Reitman exhibits a smart, limber direction; as an example of comedic storytelling, Juno is essentially perfect. Nothing feels out of place, and every scene serves to move the narrative along at pace that feels simultaneously measured and completely natural. This is all too rare a thing in modern comedies, which often unwisely stretch the half-hour sitcom blueprint into a feature length film. Reitman employs a production design that is intensely textured and one degree off from naturalistic. There is enough realism to convince, but enough odd detail to captivate. Juno's home, for example, has a cluttered, lived-in quality, with minutiae that unobtrusively match her family's history and Midwestern character.
Much of Juno's appeal lies in its uniformly strong cast.
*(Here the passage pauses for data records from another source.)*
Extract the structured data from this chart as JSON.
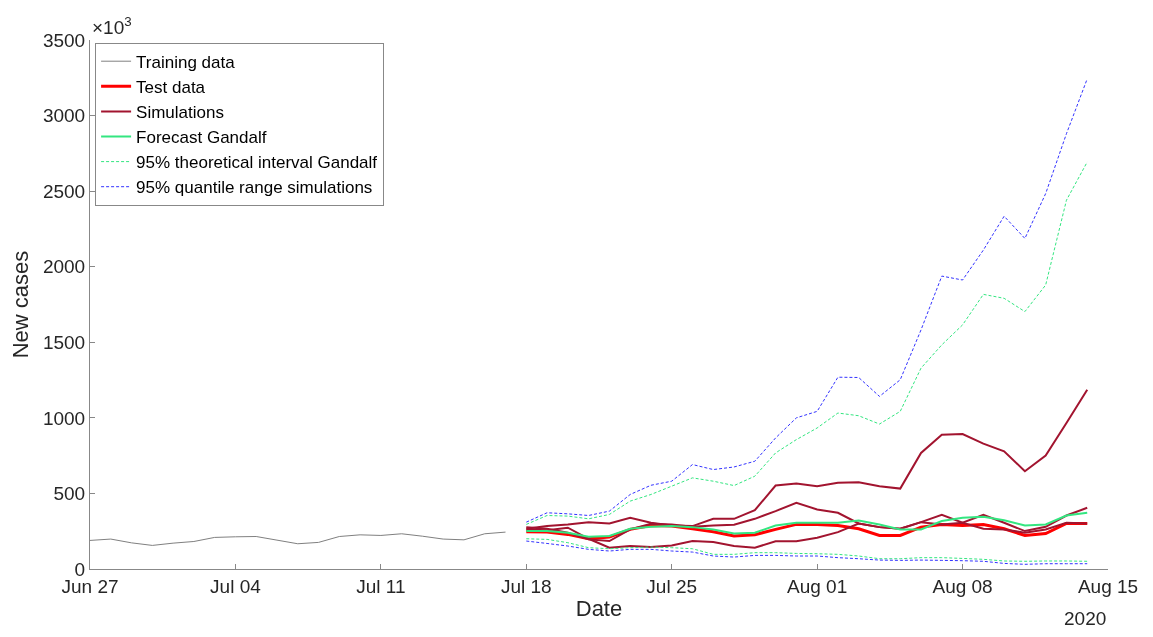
{
  "chart_data": {
    "type": "line",
    "xlabel": "Date",
    "ylabel": "New cases",
    "annotations": [
      "×10$^{3}$",
      "2020"
    ],
    "x": [
      "2020-06-27",
      "2020-06-28",
      "2020-06-29",
      "2020-06-30",
      "2020-07-01",
      "2020-07-02",
      "2020-07-03",
      "2020-07-04",
      "2020-07-05",
      "2020-07-06",
      "2020-07-07",
      "2020-07-08",
      "2020-07-09",
      "2020-07-10",
      "2020-07-11",
      "2020-07-12",
      "2020-07-13",
      "2020-07-14",
      "2020-07-15",
      "2020-07-16",
      "2020-07-17",
      "2020-07-18",
      "2020-07-19",
      "2020-07-20",
      "2020-07-21",
      "2020-07-22",
      "2020-07-23",
      "2020-07-24",
      "2020-07-25",
      "2020-07-26",
      "2020-07-27",
      "2020-07-28",
      "2020-07-29",
      "2020-07-30",
      "2020-07-31",
      "2020-08-01",
      "2020-08-02",
      "2020-08-03",
      "2020-08-04",
      "2020-08-05",
      "2020-08-06",
      "2020-08-07",
      "2020-08-08",
      "2020-08-09",
      "2020-08-10",
      "2020-08-11",
      "2020-08-12",
      "2020-08-13",
      "2020-08-14"
    ],
    "xlim": [
      "2020-06-27",
      "2020-08-15"
    ],
    "xticks": [
      {
        "value": "2020-06-27",
        "label": "Jun 27"
      },
      {
        "value": "2020-07-04",
        "label": "Jul 04"
      },
      {
        "value": "2020-07-11",
        "label": "Jul 11"
      },
      {
        "value": "2020-07-18",
        "label": "Jul 18"
      },
      {
        "value": "2020-07-25",
        "label": "Jul 25"
      },
      {
        "value": "2020-08-01",
        "label": "Aug 01"
      },
      {
        "value": "2020-08-08",
        "label": "Aug 08"
      },
      {
        "value": "2020-08-15",
        "label": "Aug 15"
      }
    ],
    "ylim": [
      0,
      3500
    ],
    "yticks": [
      0,
      500,
      1000,
      1500,
      2000,
      2500,
      3000,
      3500
    ],
    "legend": "top left",
    "marker": "none",
    "series": [
      {
        "name": "Training data",
        "color": "#808080",
        "line_style": "solid",
        "values": [
          189,
          198,
          173,
          156,
          171,
          182,
          209,
          213,
          215,
          191,
          167,
          176,
          215,
          226,
          222,
          233,
          217,
          198,
          193,
          233,
          244,
          null,
          null,
          null,
          null,
          null,
          null,
          null,
          null,
          null,
          null,
          null,
          null,
          null,
          null,
          null,
          null,
          null,
          null,
          null,
          null,
          null,
          null,
          null,
          null,
          null,
          null,
          null,
          null
        ]
      },
      {
        "name": "Test data",
        "color": "#ff0000",
        "line_style": "solid",
        "values": [
          null,
          null,
          null,
          null,
          null,
          null,
          null,
          null,
          null,
          null,
          null,
          null,
          null,
          null,
          null,
          null,
          null,
          null,
          null,
          null,
          null,
          246,
          244,
          229,
          200,
          211,
          262,
          288,
          284,
          266,
          246,
          218,
          227,
          262,
          295,
          295,
          288,
          266,
          222,
          222,
          277,
          295,
          288,
          295,
          266,
          222,
          235,
          301,
          301
        ]
      },
      {
        "name": "Simulations",
        "color": "#a2142f",
        "line_style": "solid",
        "values": [
          null,
          null,
          null,
          null,
          null,
          null,
          null,
          null,
          null,
          null,
          null,
          null,
          null,
          null,
          null,
          null,
          null,
          null,
          null,
          null,
          null,
          266,
          284,
          295,
          310,
          301,
          339,
          306,
          288,
          284,
          332,
          332,
          389,
          552,
          565,
          548,
          570,
          574,
          548,
          532,
          768,
          889,
          893,
          829,
          779,
          647,
          750,
          966,
          1186
        ]
      },
      {
        "color": "#a2142f",
        "line_style": "solid",
        "values": [
          null,
          null,
          null,
          null,
          null,
          null,
          null,
          null,
          null,
          null,
          null,
          null,
          null,
          null,
          null,
          null,
          null,
          null,
          null,
          null,
          null,
          277,
          266,
          240,
          196,
          185,
          262,
          299,
          295,
          279,
          288,
          293,
          332,
          383,
          438,
          394,
          372,
          301,
          277,
          266,
          310,
          359,
          306,
          359,
          306,
          251,
          279,
          354,
          405
        ]
      },
      {
        "color": "#a2142f",
        "line_style": "solid",
        "values": [
          null,
          null,
          null,
          null,
          null,
          null,
          null,
          null,
          null,
          null,
          null,
          null,
          null,
          null,
          null,
          null,
          null,
          null,
          null,
          null,
          null,
          262,
          257,
          273,
          200,
          141,
          152,
          145,
          156,
          185,
          178,
          152,
          141,
          183,
          183,
          207,
          244,
          301,
          277,
          266,
          310,
          295,
          306,
          266,
          262,
          240,
          262,
          306,
          301
        ]
      },
      {
        "name": "Forecast Gandalf",
        "color": "#33e680",
        "line_style": "solid",
        "values": [
          null,
          null,
          null,
          null,
          null,
          null,
          null,
          null,
          null,
          null,
          null,
          null,
          null,
          null,
          null,
          null,
          null,
          null,
          null,
          null,
          null,
          251,
          251,
          240,
          213,
          218,
          266,
          279,
          284,
          277,
          262,
          235,
          240,
          288,
          306,
          306,
          306,
          321,
          295,
          262,
          262,
          317,
          339,
          345,
          323,
          288,
          295,
          354,
          372
        ]
      },
      {
        "name": "95% theoretical interval Gandalf",
        "color": "#33e680",
        "line_style": "dashed",
        "values": [
          null,
          null,
          null,
          null,
          null,
          null,
          null,
          null,
          null,
          null,
          null,
          null,
          null,
          null,
          null,
          null,
          null,
          null,
          null,
          null,
          null,
          295,
          354,
          350,
          332,
          361,
          449,
          493,
          548,
          603,
          581,
          552,
          614,
          768,
          856,
          933,
          1032,
          1014,
          959,
          1043,
          1329,
          1483,
          1615,
          1817,
          1791,
          1703,
          1879,
          2440,
          2693
        ]
      },
      {
        "color": "#33e680",
        "line_style": "dashed",
        "values": [
          null,
          null,
          null,
          null,
          null,
          null,
          null,
          null,
          null,
          null,
          null,
          null,
          null,
          null,
          null,
          null,
          null,
          null,
          null,
          null,
          null,
          200,
          196,
          174,
          141,
          134,
          141,
          145,
          141,
          134,
          97,
          97,
          108,
          108,
          103,
          101,
          97,
          86,
          68,
          68,
          75,
          75,
          70,
          64,
          53,
          51,
          53,
          53,
          51
        ]
      },
      {
        "name": "95% quantile range simulations",
        "color": "#3333ff",
        "line_style": "dashed",
        "values": [
          null,
          null,
          null,
          null,
          null,
          null,
          null,
          null,
          null,
          null,
          null,
          null,
          null,
          null,
          null,
          null,
          null,
          null,
          null,
          null,
          null,
          310,
          372,
          365,
          354,
          383,
          493,
          554,
          581,
          691,
          658,
          675,
          713,
          867,
          1000,
          1043,
          1269,
          1267,
          1142,
          1252,
          1582,
          1938,
          1912,
          2110,
          2334,
          2187,
          2484,
          2880,
          3243
        ]
      },
      {
        "color": "#3333ff",
        "line_style": "dashed",
        "values": [
          null,
          null,
          null,
          null,
          null,
          null,
          null,
          null,
          null,
          null,
          null,
          null,
          null,
          null,
          null,
          null,
          null,
          null,
          null,
          null,
          null,
          185,
          169,
          152,
          130,
          119,
          130,
          130,
          119,
          112,
          86,
          79,
          90,
          90,
          86,
          86,
          75,
          68,
          59,
          57,
          59,
          57,
          55,
          51,
          37,
          31,
          35,
          35,
          35
        ]
      }
    ]
  }
}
Ellen Page, liberated from the moral thorns that studded Hard Candy, shines with playfulness and geek-girl sexuality as Juno. Given that she does it so well, Page could have confined her performance to ninety minutes of smirking sarcasm. Instead she infuses Juno with lively sparks and vulnerable teen angst that, while familiar, are utterly believable. As Paulie, Michael Cera brings the same sublime, muttering discomfort he showcased in Superbad, but with a bit more sweetness. Cera is skilled at conjuring the awkwardness and beauty of adolescence, but I'm nevertheless eager to see him develop further as a comedic actor. The list of engaging performances goes on an on: Olivia Thirlby as Juno's enthusiastic, loyal friend Leah; J.K. Simmons and Allison Janney as the bewildered, protective father and stepmother; Jason Bateman as Mark, striking notes of childish aimlessness, college-boyfriend charm, and unseemly attraction; and a completely astonishing Jennifer Garner as Vanessa, who enters the film as a Stepford kill-joy and evolves into its most sympathetic character.
To me, it seems that the widespread critical fascination with Juno's quips and eccentric turns of phrase misses the mark. The snap and crackle of its funky wit is its most noticeable feature, but also its most trifling. Like the bountiful crop of freckles on the beautiful girl next door, Juno's sardonic sensibility might be distracting to some suitors. Good riddance, I say. Juno perfectly executes the parameters of a family comedy for the twenty-first century, and then transcends them. She's sweet, soft, and smart, and she'll still be your best friend in the morning.